Increases in graduation rates 

During the 2017-2018 school year, the graduation rate for community schools was 7.2 percentage points higher than non-community schools. Additionally, throughout the three year study, student on-time grade matriculation was 1.2 percentage points and 4.5 percentage points higher for elementary/middle and high school Community Schools, respectively, compared to comparison schools.

Over the three year study, Community School high school students accumulated an average 1.3 more credits per student, per year compared to students in the comparison schools. Assuming on track progress is 11 credits per year, 1.3 credits is equivalent to 12 percent of a regular school year’s accumulation.

Increases in math achievement 

Students in grades 3 and 8 received scores 0.13 standard deviations higher than their comparison group. In other words, while the average student citywide is in the 50th percentile, by attending a Community School, the average student would be in the 54th percentile.

Significant reductions in chronic absenteeism 

A student is considered to be chronically absent if they miss ten or more days of school in a year. In the three years of the report, chronic absenteeism was 7.3 percentage points lower in elementary and middle school community schools compared to the comparison schools. When comparing high schools, chronic absenteeism was 8.3 percentage points lower. This decrease was greatest among students in temporary housing, whose rate of chronic absenteeism was 9.3 percentage points lower.  

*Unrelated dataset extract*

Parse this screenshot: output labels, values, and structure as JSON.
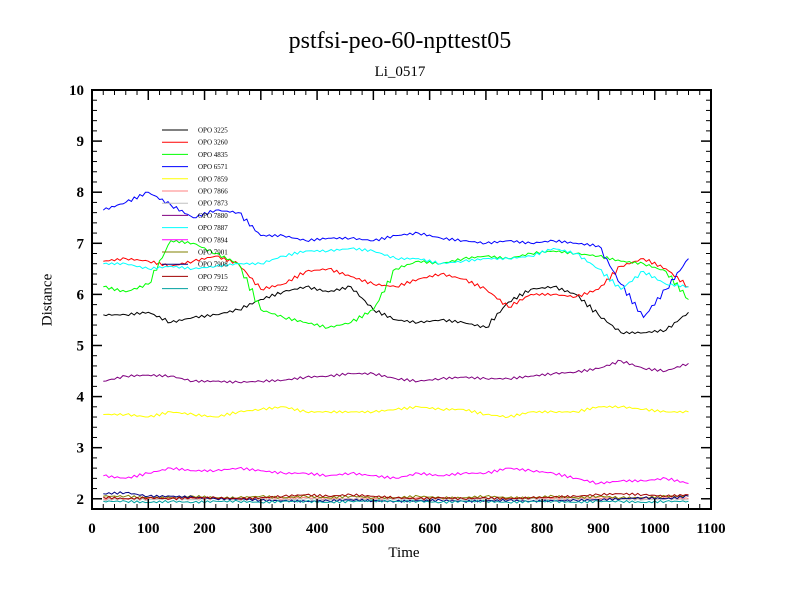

Decreases in school-based disciplinary incidents 

Throughout the three year study, disciplinary incidents declined sharply in elementary and middle Community Schools compared to non-community schools. Community Schools saw an average of 0.10 fewer disciplinary incidents per student per year at the elementary and middle school level compared to comparison schools. In other words, in a school with 500 students, there were 50 fewer incidents every year. Disciplinary incidents also declined among students with disabilities, with 0.16 fewer disciplinary incidents per student, per year, and Black students, with 0.15 fewer disciplinary incidents per student, per year.

The full report is available here.

Community Schools are part of the Mayor’s Equity and Excellence for All agenda, which is building a pathway to success in college and careers for all students. 3-K for All and Pre-K for All are strengthening foundational skills and instruction earlier; Universal Literacy is working towards ensuring every student is reading on grade level by the end of 2nd grade; and Algebra for All is improving elementary- and middle-school math instruction and ensuring that all 8th graders have access to algebra. 


Equity and Excellence for All is also offering students more challenging, hands-on, college and career-aligned coursework – Computer Science for All brings 21st-century computer science instruction to every school, and AP for All is giving all high school students access to at least five Advanced Placement courses. Along the way, they are giving students and families additional support through College Access for All, Single Shepherd, and investment in Community Schools. Efforts to create more diverse and inclusive classrooms, outlined in the 2017 New York City school diversity plan and through diversity pilots taking root in eight districts, are central to this pathway.